An optimized energy management strategy for wind-PV hybrid heat pump systems with dual storage: Enhancing power-to-load interaction

The integration of renewable energy generation and heat pump systems has the potential to achieve the zero-energy goal of building energy systems. However, coordination and management among various energy sources require further exploration. This paper proposes a design management and optimization model for a wind/photovoltaic-heat pump (PV-HP) system integrating thermal energy storage and electric energy storage in an actual low-energy residential building.

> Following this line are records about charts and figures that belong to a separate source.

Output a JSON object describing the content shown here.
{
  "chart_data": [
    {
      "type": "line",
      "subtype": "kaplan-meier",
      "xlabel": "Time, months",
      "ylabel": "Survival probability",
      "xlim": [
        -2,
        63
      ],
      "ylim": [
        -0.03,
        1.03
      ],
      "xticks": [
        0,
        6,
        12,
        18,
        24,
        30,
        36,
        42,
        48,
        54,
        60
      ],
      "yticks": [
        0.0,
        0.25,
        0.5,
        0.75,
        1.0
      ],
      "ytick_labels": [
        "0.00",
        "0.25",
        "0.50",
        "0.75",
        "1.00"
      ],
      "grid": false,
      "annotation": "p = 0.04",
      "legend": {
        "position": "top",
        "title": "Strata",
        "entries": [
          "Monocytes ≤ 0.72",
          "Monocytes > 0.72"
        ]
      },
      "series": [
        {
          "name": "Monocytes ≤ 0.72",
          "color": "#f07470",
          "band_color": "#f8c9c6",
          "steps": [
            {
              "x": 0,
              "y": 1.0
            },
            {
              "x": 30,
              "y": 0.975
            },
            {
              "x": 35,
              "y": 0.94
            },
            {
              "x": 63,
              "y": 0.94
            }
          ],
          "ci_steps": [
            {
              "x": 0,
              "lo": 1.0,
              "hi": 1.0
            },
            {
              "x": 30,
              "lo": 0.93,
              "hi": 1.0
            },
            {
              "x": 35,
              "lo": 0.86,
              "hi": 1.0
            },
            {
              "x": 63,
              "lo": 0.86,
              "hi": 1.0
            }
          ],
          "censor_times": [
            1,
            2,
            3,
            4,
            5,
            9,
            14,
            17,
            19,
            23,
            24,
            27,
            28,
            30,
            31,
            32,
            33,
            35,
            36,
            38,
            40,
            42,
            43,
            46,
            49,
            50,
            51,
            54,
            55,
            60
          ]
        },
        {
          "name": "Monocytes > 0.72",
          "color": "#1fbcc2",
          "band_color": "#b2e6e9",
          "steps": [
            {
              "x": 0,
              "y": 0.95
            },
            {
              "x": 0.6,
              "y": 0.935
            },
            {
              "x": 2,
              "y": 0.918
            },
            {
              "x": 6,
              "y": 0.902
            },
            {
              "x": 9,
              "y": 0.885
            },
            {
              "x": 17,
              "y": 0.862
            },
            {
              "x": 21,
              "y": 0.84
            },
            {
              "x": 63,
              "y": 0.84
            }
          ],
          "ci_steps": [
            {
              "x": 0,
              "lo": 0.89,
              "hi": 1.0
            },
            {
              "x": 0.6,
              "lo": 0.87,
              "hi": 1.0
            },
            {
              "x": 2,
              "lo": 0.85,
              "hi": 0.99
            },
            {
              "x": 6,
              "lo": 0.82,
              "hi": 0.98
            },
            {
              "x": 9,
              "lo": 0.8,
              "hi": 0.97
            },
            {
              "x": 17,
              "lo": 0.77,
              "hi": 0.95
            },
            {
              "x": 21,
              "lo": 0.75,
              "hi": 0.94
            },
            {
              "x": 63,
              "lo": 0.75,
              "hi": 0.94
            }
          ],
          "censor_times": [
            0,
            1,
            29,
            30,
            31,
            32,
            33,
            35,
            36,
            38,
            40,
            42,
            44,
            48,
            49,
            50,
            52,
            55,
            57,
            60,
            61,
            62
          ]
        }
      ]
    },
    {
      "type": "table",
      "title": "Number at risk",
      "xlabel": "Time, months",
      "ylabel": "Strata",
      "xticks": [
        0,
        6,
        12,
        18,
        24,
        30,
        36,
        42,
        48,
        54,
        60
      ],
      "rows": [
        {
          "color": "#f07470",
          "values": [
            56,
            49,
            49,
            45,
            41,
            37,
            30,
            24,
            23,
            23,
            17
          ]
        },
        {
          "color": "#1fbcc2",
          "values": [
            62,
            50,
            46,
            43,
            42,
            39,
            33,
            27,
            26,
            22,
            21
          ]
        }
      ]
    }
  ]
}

A novel energy interaction management strategy, including spring ground source precooling, summer cooling, autumn ground source preheating and winter heating mode, is proposed to improve the conversion of electric power into heating/cooling energy under both PV-HP case and wind/PV-HP case. Novel evaluation indicators of power-to-load factor and system independence factor are proposed to quantify the interaction capability of power-to-load and the self-consumption capability compared with the conventional temperature control. The two-stage optimization is conducted to improve the energy interaction control state of power-to-load based on the optimized system configuration. The research finding shows that the energy interaction management strategy is effective under both PV-HP case and wind/PV-HP case with the power-to-load factor at about 1.45 and 1.34, respectively. The system shows obvious self-consumption capability, reducing the system independence factor by 75.15 % in the PV-HP case and 69.82 % in the wind/PV-HP case. The levelized cost of energy is decreased by at least 54.70 % and the system performance is increased by at least 4.00 % in two optimum cases. The soil temperature of ground source drops by 0.42 °C during ten years, which can solves the problem of soil temperature imbalance effectively.